Prof. Ruth Okediji of Harvard Law delivers 41st Foulston Siefkin Lecture

Photograph: Ruth OkedijiOn April 12, Professor Ruth Okediji of Harvard Law School delivered the 41st Foulston Siefkin LLP Lecture to a standing-room-only crowd at Washburn Law. Her presentation “The Right to Own?: Protecting Indigenous Peoples’ Knowledge in the Age of Intellectual Property” delved into the complicated and ever-evolving intellectual property (IP) issues surrounding traditional knowledge and genetic resources.

Jordan Z. Dillon, 2017-18 editor-in-chief of the Washburn Law Journal, contextualized the lecture’s topic within the journal’s theme for volume 57: change and reaction to change. “The world around us, and the law, are changing faster and faster every year. If what we have is constantly changing, what does it mean to have something, to own something? We have to challenge our assumptions,” he said.

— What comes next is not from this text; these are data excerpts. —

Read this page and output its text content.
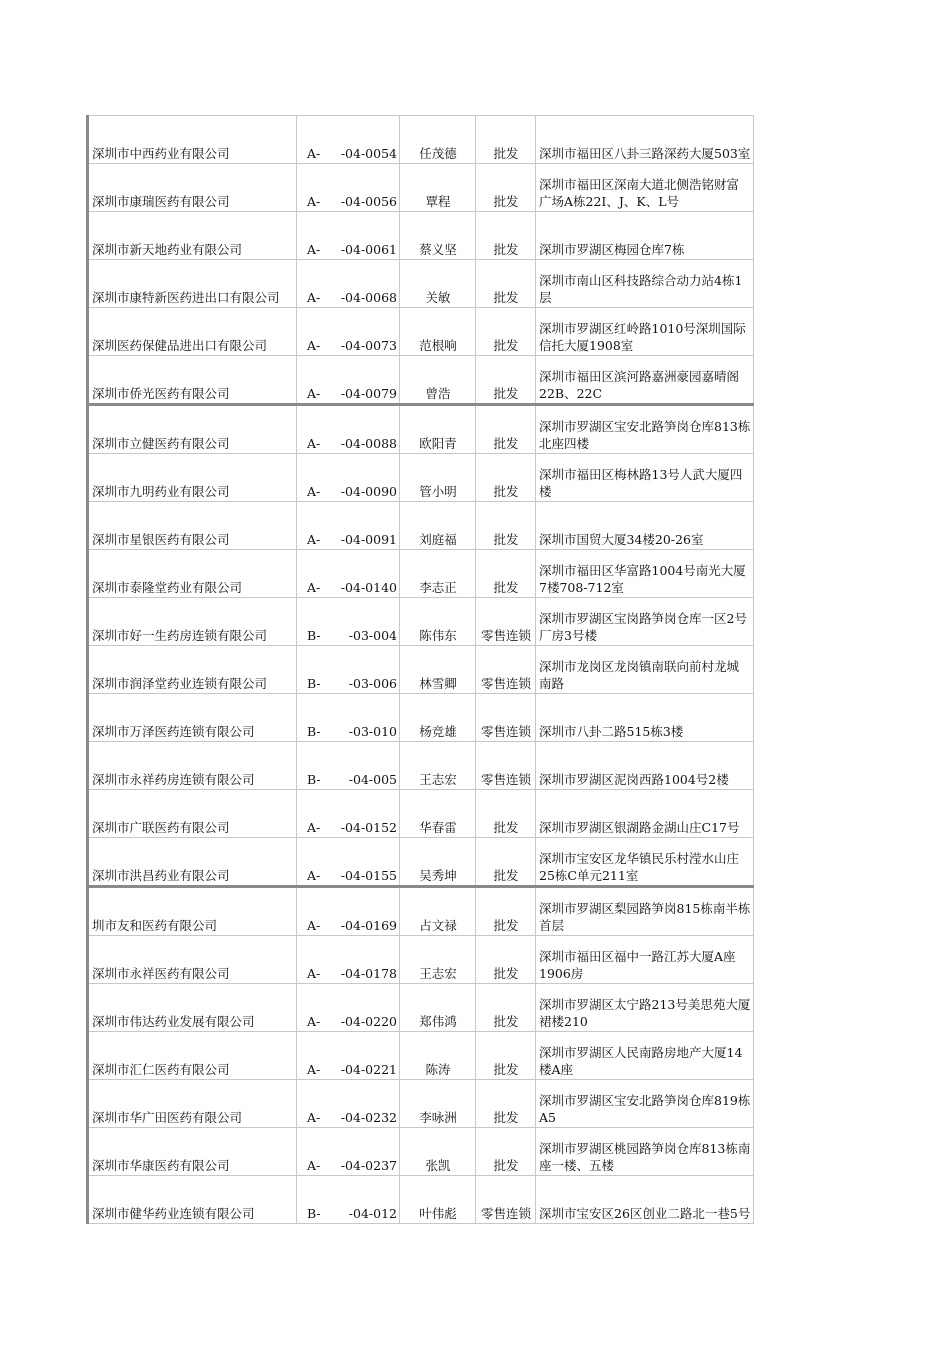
深圳市中西药业有限公司	A- -04-0054	任茂德	批发	深圳市福田区八卦三路深药大厦503室
深圳市康瑞医药有限公司	A- -04-0056	覃程	批发	深圳市福田区深南大道北侧浩铭财富广场A栋22I、J、K、L号
深圳市新天地药业有限公司	A- -04-0061	蔡义坚	批发	深圳市罗湖区梅园仓库7栋
深圳市康特新医药进出口有限公司	A- -04-0068	关敏	批发	深圳市南山区科技路综合动力站4栋1层
深圳医药保健品进出口有限公司	A- -04-0073	范根响	批发	深圳市罗湖区红岭路1010号深圳国际信托大厦1908室
深圳市侨光医药有限公司	A- -04-0079	曾浩	批发	深圳市福田区滨河路嘉洲豪园嘉晴阁22B、22C
深圳市立健医药有限公司	A- -04-0088	欧阳青	批发	深圳市罗湖区宝安北路笋岗仓库813栋北座四楼
深圳市九明药业有限公司	A- -04-0090	管小明	批发	深圳市福田区梅林路13号人武大厦四楼
深圳市星银医药有限公司	A- -04-0091	刘庭福	批发	深圳市国贸大厦34楼20-26室
深圳市泰隆堂药业有限公司	A- -04-0140	李志正	批发	深圳市福田区华富路1004号南光大厦7楼708-712室
深圳市好一生药房连锁有限公司	B- -03-004	陈伟东	零售连锁	深圳市罗湖区宝岗路笋岗仓库一区2号厂房3号楼
深圳市润泽堂药业连锁有限公司	B- -03-006	林雪卿	零售连锁	深圳市龙岗区龙岗镇南联向前村龙城南路
深圳市万泽医药连锁有限公司	B- -03-010	杨竞雄	零售连锁	深圳市八卦二路515栋3楼
深圳市永祥药房连锁有限公司	B- -04-005	王志宏	零售连锁	深圳市罗湖区泥岗西路1004号2楼
深圳市广联医药有限公司	A- -04-0152	华春雷	批发	深圳市罗湖区银湖路金湖山庄C17号
深圳市洪昌药业有限公司	A- -04-0155	吴秀坤	批发	深圳市宝安区龙华镇民乐村滢水山庄25栋C单元211室
圳市友和医药有限公司	A- -04-0169	占文禄	批发	深圳市罗湖区梨园路笋岗815栋南半栋首层
深圳市永祥医药有限公司	A- -04-0178	王志宏	批发	深圳市福田区福中一路江苏大厦A座1906房
深圳市伟达药业发展有限公司	A- -04-0220	郑伟鸿	批发	深圳市罗湖区太宁路213号美思苑大厦裙楼210
深圳市汇仁医药有限公司	A- -04-0221	陈涛	批发	深圳市罗湖区人民南路房地产大厦14楼A座
深圳市华广田医药有限公司	A- -04-0232	李咏洲	批发	深圳市罗湖区宝安北路笋岗仓库819栋A5
深圳市华康医药有限公司	A- -04-0237	张凯	批发	深圳市罗湖区桃园路笋岗仓库813栋南座一楼、五楼
深圳市健华药业连锁有限公司	B- -04-012	叶伟彪	零售连锁	深圳市宝安区26区创业二路北一巷5号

Okediji described the “complex international framework” across which traditional knowledge is spread, including all areas of conventional IP law: patents, copyrights, trademarks, and trade secrets. She focused on the tensions which slow and muddle conclusive policy regulations among various stakeholders, including inventors, policymakers, indigenous peoples, and IP administrators.

“The mismatch we often see is between the intellectual property system and the way in which indigenous groups view questions of ownership, access, and use,” she said. “It’s an international issue in many ways, and it’s been escalating in the past 10 years. The heart of the issue tends to be the interface between what many indigenous folks would refer to as misappropriation of their knowledge; misappropriation of genetic resources, both human and plant; [as well as] misappropriation of traditional knowledge surrounding how that genetic resource might be used.”

Okediji explained that scientists and inventors often learn about traditional resources and practices through observation, then race back to their own countries to patent the knowledge. The issue of unfairness is raised when that individual or entity refuses to share royalties with the originators of the knowledge.

“Many indigenous peoples tend to be the poorest, most politically marginalized, and most ignored communities around the world,” she said, expounding that to not recognize the value, both economic and noneconomic, that indigenous knowledge brings, is to continue to exclude them from their national discourses. 

Okediji concluded that various innovations; specifically medical, environmental, and biotechnological; “rest on the shoulders of the most vulnerable global populations,” requiring further consideration of how indigenous peoples’ traditional knowledge can be protected from misuse and misappropriation without slowing advancement of necessary products like medicine.

“Many industries in the United States alone would be impacted by a rule that said indigenous groups are entitled to control the plants and any knowledge they’ve cultivated about those plants over the years,” she said. “But in the absence of property rights, you can still have an obligation to share the results of commercialization with the groups from whom you got that knowledge.”